Since that letter was submitted to Congress in February, others have taken up the call for the government to create new incentives. Most recently, several speakers at the Milken Institute Global Conference took up the call for these incentives. Amitabh Chandra, director of health policy research at the Harvard Kennedy School of Government, told STAT News that the key to the issue will likely become a form of incentivization for the pharma industry. Such incentives could include additional years of exclusivity for a new antibiotic for a disease, Chandra said. In order to spur the development of these needed antibiotics, the speakers at the conference said the solution will undoubtedly be a public-private partnership of some kind, STAT reported.
Even as many of the larger companies have moved away from antibiotic development to focus on more lucrative products, such as in oncology, smaller companies have attempted to move into the space. Last fall, Qpex Biopharma, a company spun-out of The Medicines Company, launched with a focus on the development of anti-infective assets.
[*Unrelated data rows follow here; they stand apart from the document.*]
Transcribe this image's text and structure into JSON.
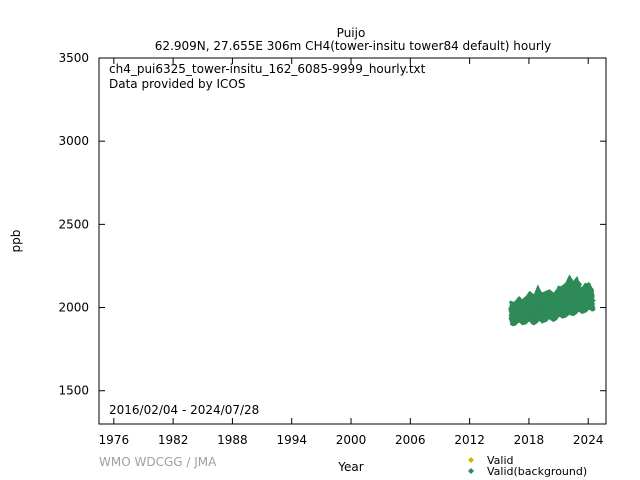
{
  "chart_data": {
    "type": "scatter",
    "title": "Puijo",
    "subtitle": "62.909N, 27.655E 306m    CH4(tower-insitu tower84 default) hourly",
    "file_label": "ch4_pui6325_tower-insitu_162_6085-9999_hourly.txt",
    "provider_label": "Data provided by ICOS",
    "date_range_label": "2016/02/04 - 2024/07/28",
    "xlabel": "Year",
    "ylabel": "ppb",
    "xlim": [
      1974.5,
      2025.8
    ],
    "ylim": [
      1300,
      3500
    ],
    "x_ticks": [
      1976,
      1982,
      1988,
      1994,
      2000,
      2006,
      2012,
      2018,
      2024
    ],
    "y_ticks": [
      1500,
      2000,
      2500,
      3000,
      3500
    ],
    "grid": false,
    "legend_position": "bottom-right",
    "series": [
      {
        "name": "Valid",
        "color": "#e0b000",
        "marker": "diamond",
        "points": []
      },
      {
        "name": "Valid(background)",
        "color": "#2e8b57",
        "marker": "diamond",
        "envelope": [
          {
            "x": 2016.1,
            "low": 1895,
            "high": 2040
          },
          {
            "x": 2016.5,
            "low": 1900,
            "high": 2035
          },
          {
            "x": 2016.9,
            "low": 1910,
            "high": 2060
          },
          {
            "x": 2017.3,
            "low": 1905,
            "high": 2050
          },
          {
            "x": 2017.7,
            "low": 1910,
            "high": 2070
          },
          {
            "x": 2018.1,
            "low": 1915,
            "high": 2100
          },
          {
            "x": 2018.5,
            "low": 1905,
            "high": 2080
          },
          {
            "x": 2018.9,
            "low": 1920,
            "high": 2140
          },
          {
            "x": 2019.3,
            "low": 1915,
            "high": 2090
          },
          {
            "x": 2019.7,
            "low": 1925,
            "high": 2100
          },
          {
            "x": 2020.1,
            "low": 1930,
            "high": 2110
          },
          {
            "x": 2020.5,
            "low": 1925,
            "high": 2090
          },
          {
            "x": 2020.9,
            "low": 1940,
            "high": 2120
          },
          {
            "x": 2021.3,
            "low": 1945,
            "high": 2130
          },
          {
            "x": 2021.7,
            "low": 1950,
            "high": 2150
          },
          {
            "x": 2022.1,
            "low": 1965,
            "high": 2200
          },
          {
            "x": 2022.5,
            "low": 1960,
            "high": 2160
          },
          {
            "x": 2022.9,
            "low": 1975,
            "high": 2190
          },
          {
            "x": 2023.3,
            "low": 1970,
            "high": 2120
          },
          {
            "x": 2023.7,
            "low": 1980,
            "high": 2150
          },
          {
            "x": 2024.1,
            "low": 1985,
            "high": 2140
          },
          {
            "x": 2024.57,
            "low": 1990,
            "high": 2110
          }
        ],
        "trend": [
          {
            "x": 2016.1,
            "y": 1955
          },
          {
            "x": 2018.0,
            "y": 1970
          },
          {
            "x": 2020.0,
            "y": 1990
          },
          {
            "x": 2022.0,
            "y": 2030
          },
          {
            "x": 2024.57,
            "y": 2055
          }
        ],
        "seasonal_amplitude": 35
      }
    ]
  },
  "watermark": "WMO WDCGG / JMA",
  "legend": {
    "items": [
      {
        "label": "Valid",
        "color": "#e0b000"
      },
      {
        "label": "Valid(background)",
        "color": "#2e8b57"
      }
    ]
  }
}
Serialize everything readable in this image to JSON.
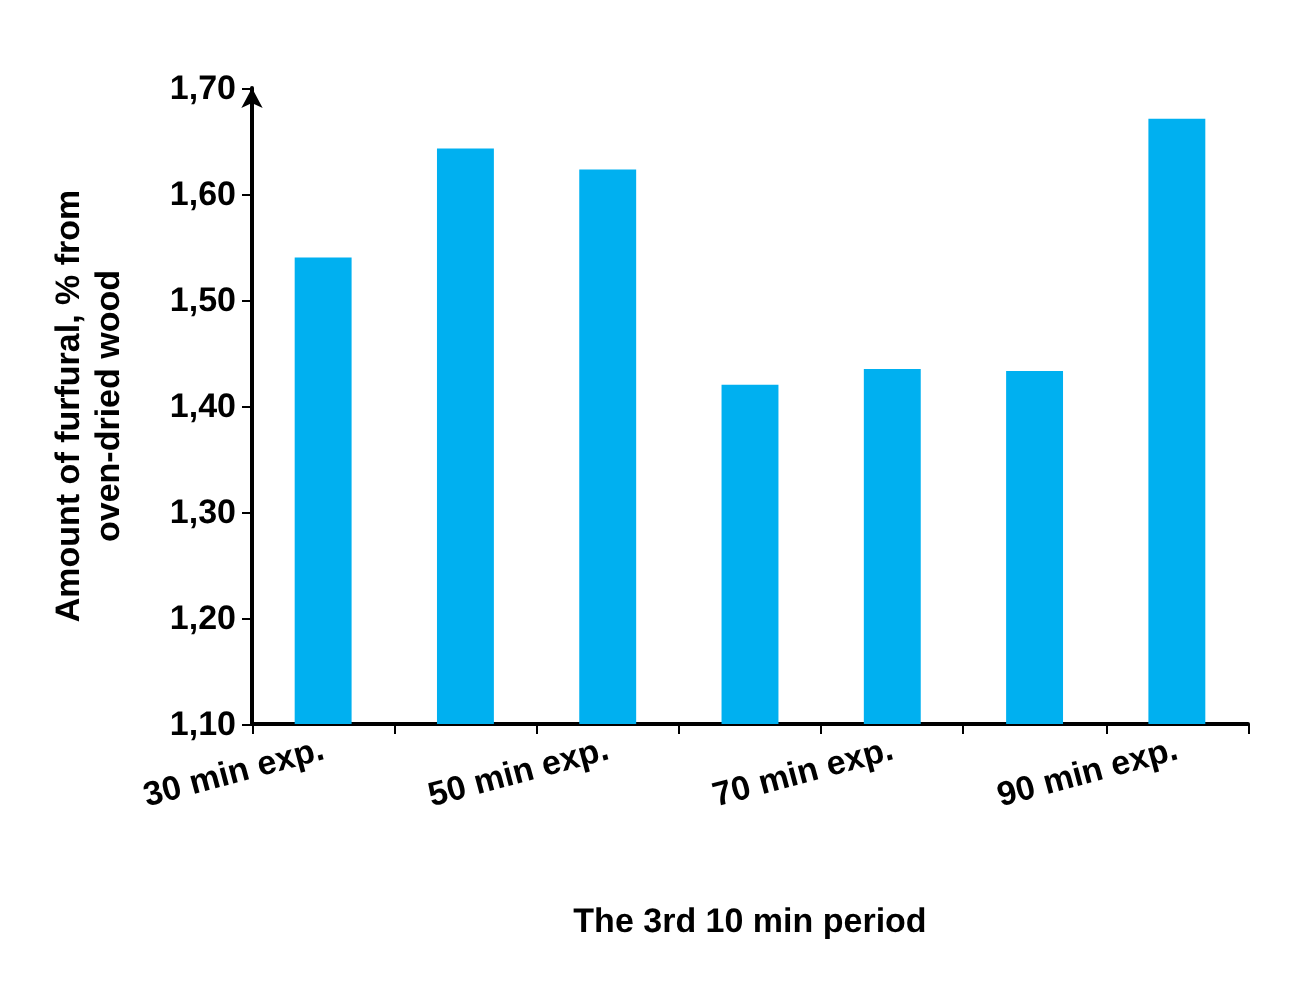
{
  "chart_data": {
    "type": "bar",
    "xlabel": "The 3rd 10 min period",
    "ylabel": "Amount of furfural, % from\noven-dried wood",
    "categories": [
      "30 min exp.",
      null,
      "50 min exp.",
      null,
      "70 min exp.",
      null,
      "90 min exp."
    ],
    "values": [
      1.54,
      1.643,
      1.623,
      1.42,
      1.435,
      1.433,
      1.671
    ],
    "color": "#00b0f0",
    "ylim": [
      1.1,
      1.7
    ],
    "yticks": [
      {
        "value": 1.1,
        "label": "1,10"
      },
      {
        "value": 1.2,
        "label": "1,20"
      },
      {
        "value": 1.3,
        "label": "1,30"
      },
      {
        "value": 1.4,
        "label": "1,40"
      },
      {
        "value": 1.5,
        "label": "1,50"
      },
      {
        "value": 1.6,
        "label": "1,60"
      },
      {
        "value": 1.7,
        "label": "1,70"
      }
    ],
    "grid": false
  }
}
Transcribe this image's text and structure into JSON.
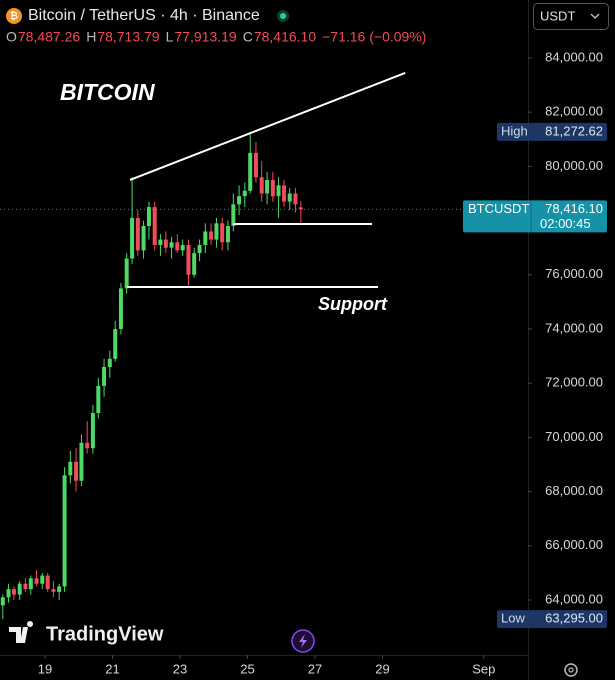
{
  "chart_data": {
    "type": "candlestick",
    "symbol_title": "Bitcoin / TetherUS · 4h · Binance",
    "ohlc_legend": [
      {
        "key": "O",
        "text": "78,487.26"
      },
      {
        "key": "H",
        "text": "78,713.79"
      },
      {
        "key": "L",
        "text": "77,913.19"
      },
      {
        "key": "C",
        "text": "78,416.10"
      }
    ],
    "change_text": "−71.16 (−0.09%)",
    "currency": "USDT",
    "annotations": [
      "BITCOIN",
      "Support"
    ],
    "branding": "TradingView",
    "up_color": "#4cd964",
    "down_color": "#f24b5a",
    "x": [
      17.75,
      17.92,
      18.08,
      18.25,
      18.42,
      18.58,
      18.75,
      18.92,
      19.08,
      19.25,
      19.42,
      19.58,
      19.75,
      19.92,
      20.08,
      20.25,
      20.42,
      20.58,
      20.75,
      20.92,
      21.08,
      21.25,
      21.42,
      21.58,
      21.75,
      21.92,
      22.08,
      22.25,
      22.42,
      22.58,
      22.75,
      22.92,
      23.08,
      23.25,
      23.42,
      23.58,
      23.75,
      23.92,
      24.08,
      24.25,
      24.42,
      24.58,
      24.75,
      24.92,
      25.08,
      25.25,
      25.42,
      25.58,
      25.75,
      25.92,
      26.08,
      26.25,
      26.42,
      26.58
    ],
    "open": [
      63800,
      64100,
      64400,
      64200,
      64600,
      64400,
      64800,
      64600,
      64900,
      64400,
      64300,
      64500,
      68600,
      69100,
      68400,
      69800,
      69600,
      70900,
      71900,
      72600,
      72900,
      74000,
      75500,
      76600,
      78100,
      76900,
      77800,
      78500,
      77100,
      77300,
      77000,
      77200,
      76900,
      77100,
      76000,
      76800,
      77100,
      77600,
      77300,
      77900,
      77200,
      77800,
      78600,
      78900,
      79100,
      80500,
      79600,
      79000,
      79500,
      78900,
      79300,
      78700,
      79000,
      78487.26
    ],
    "high": [
      64200,
      64600,
      64500,
      64700,
      64800,
      64900,
      65100,
      65000,
      65000,
      64700,
      64600,
      68900,
      69500,
      69600,
      70100,
      70600,
      71200,
      72200,
      72900,
      73200,
      74300,
      75700,
      76800,
      79600,
      78400,
      78000,
      78700,
      78700,
      77500,
      77600,
      77400,
      77500,
      77300,
      77300,
      77000,
      77300,
      77900,
      77900,
      78100,
      78100,
      78000,
      79000,
      79300,
      79400,
      81272.62,
      80900,
      80200,
      79800,
      79800,
      79600,
      79500,
      79200,
      79200,
      78713.79
    ],
    "low": [
      63295,
      63900,
      64000,
      64000,
      64300,
      64200,
      64500,
      64400,
      64300,
      64100,
      64000,
      64300,
      68300,
      68000,
      68200,
      69400,
      69400,
      70700,
      71500,
      72200,
      72800,
      73800,
      75300,
      76400,
      76700,
      76600,
      77300,
      76900,
      76700,
      76800,
      76600,
      76800,
      76700,
      75600,
      75900,
      76500,
      76800,
      77100,
      77000,
      76900,
      76900,
      77600,
      78200,
      78500,
      79000,
      79400,
      78700,
      78600,
      78700,
      78100,
      78500,
      78400,
      78300,
      77913.19
    ],
    "close": [
      64100,
      64400,
      64200,
      64600,
      64400,
      64800,
      64600,
      64900,
      64400,
      64300,
      64500,
      68600,
      69100,
      68400,
      69800,
      69600,
      70900,
      71900,
      72600,
      72900,
      74000,
      75500,
      76600,
      78100,
      76900,
      77800,
      78500,
      77100,
      77300,
      77000,
      77200,
      76900,
      77100,
      76000,
      76800,
      77100,
      77600,
      77300,
      77900,
      77200,
      77800,
      78600,
      78900,
      79100,
      80500,
      79600,
      79000,
      79500,
      78900,
      79300,
      78700,
      79000,
      78600,
      78416.1
    ],
    "xlim": [
      17.667,
      33.31
    ],
    "xticks": [
      19,
      21,
      23,
      25,
      27,
      29,
      {
        "value": 32,
        "label": "Sep"
      }
    ],
    "ylim": [
      61970,
      86140
    ],
    "yticks": [
      {
        "value": 64000,
        "label": "64,000.00"
      },
      {
        "value": 66000,
        "label": "66,000.00"
      },
      {
        "value": 68000,
        "label": "68,000.00"
      },
      {
        "value": 70000,
        "label": "70,000.00"
      },
      {
        "value": 72000,
        "label": "72,000.00"
      },
      {
        "value": 74000,
        "label": "74,000.00"
      },
      {
        "value": 76000,
        "label": "76,000.00"
      },
      {
        "value": 78000,
        "label": "78,000.00"
      },
      {
        "value": 80000,
        "label": "80,000.00"
      },
      {
        "value": 82000,
        "label": "82,000.00"
      },
      {
        "value": 84000,
        "label": "84,000.00"
      }
    ],
    "drawings": [
      {
        "x": [
          21.52,
          29.67
        ],
        "y": [
          79500,
          83450
        ]
      },
      {
        "x": [
          24.57,
          28.69
        ],
        "y": [
          77875,
          77875
        ]
      },
      {
        "x": [
          21.43,
          28.87
        ],
        "y": [
          75550,
          75550
        ]
      }
    ],
    "high_marker": {
      "label": "High",
      "value": 81272.62,
      "value_label": "81,272.62"
    },
    "low_marker": {
      "label": "Low",
      "value": 63295,
      "value_label": "63,295.00"
    },
    "last_price": {
      "label": "BTCUSDT",
      "value": 78416.1,
      "value_label": "78,416.10",
      "countdown": "02:00:45"
    }
  }
}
The new company launched nearly one year after The Medicines Company announced the sale of its infectious disease business unit to Melinta Therapeutics.
Not only are there concerns about antibiotic-resistant bacteria, but there are also concerns about certain fungal infections that are resistant. Several companies, such as New Jersey-based SCYNEXIS and San Diego-based Cidara Therapeutics are in the thick of the fight to develop treatments for these concerns as well.